- Occupation: Kathak Dancer Choreographer Actress
- Organization: Alpana Sengupta School of Kathak
- Awards: Order of the British Empire 2018

= Alpana Sengupta =

Kathak dancer

Alpana Sengupta MBE is a Kathak dancer, choreographer, and actress living in Wisbech, Cambridgeshire. She was awarded the MBE (Member of the Order of the British Empire) in the 2018 Queen's Birthday Honours List for her services to South Asian Dance. She is also known for her acting roles in Tales of the Unexpected (1979) and Hotel London (1987).

== Biography ==
Alpana Sengupta is recognised as an exponent of the vivid and mesmerising Kathak style of Indian dance. Her style is predominantly of the Raigarh school of Kathak, noted for her dynamic presentations of the rhythmic aspects of the dance as well as for her mime. Since 1974, together with her husband (sitarist Mick Taylor), Alpana has been a pioneer in raising awareness of Indian dance throughout the UK and the West. She has also performed in British Cinema and Television including Tales of the Unexpected (1979), Asian Magazine (1983) and Hotel London (1987). She was also one of the choreographers in the London East End romance Bollywood Queen (2002).

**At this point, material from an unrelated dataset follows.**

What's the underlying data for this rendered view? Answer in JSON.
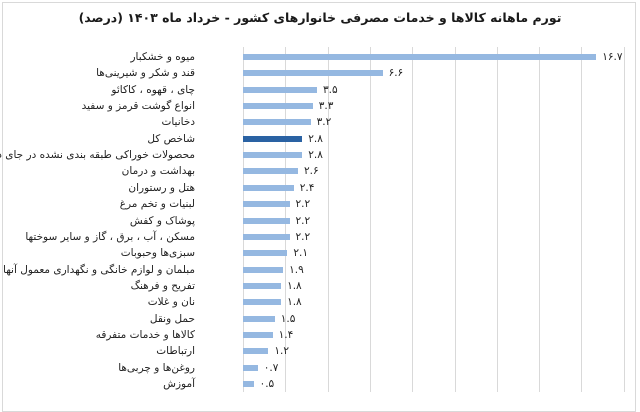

Alpana continues to perform on stage and tours across England - including one in the presence of Prince Charles. She regularly visits local schools to teach children and runs the Alpana Sengupta School of Kathak to spread the knowledge of her art and culture.

=== Marriage ===
Alpana married Mick Taylor a Sitar maestro of the United Kingdom. They have performed together on several tours. A disciple of Imdad Hussain and Imrat Khan, Cambridgeshire-based Mick Taylor had been suffering from cancer for some years, and died on June 21, 2018, leaving behind his wife Alpana, son Arun, and grandchildren.

== Recognition ==

On June 8, 2018, Alpana Sengupta was named amongst the people across the Anglia region honoured by the Queen in the Birthday Honours list. She was presented the MBE (Member of the Order of the British Empire) in the 2018 Queen's Birthday Honours List for her services to South Asian Dance.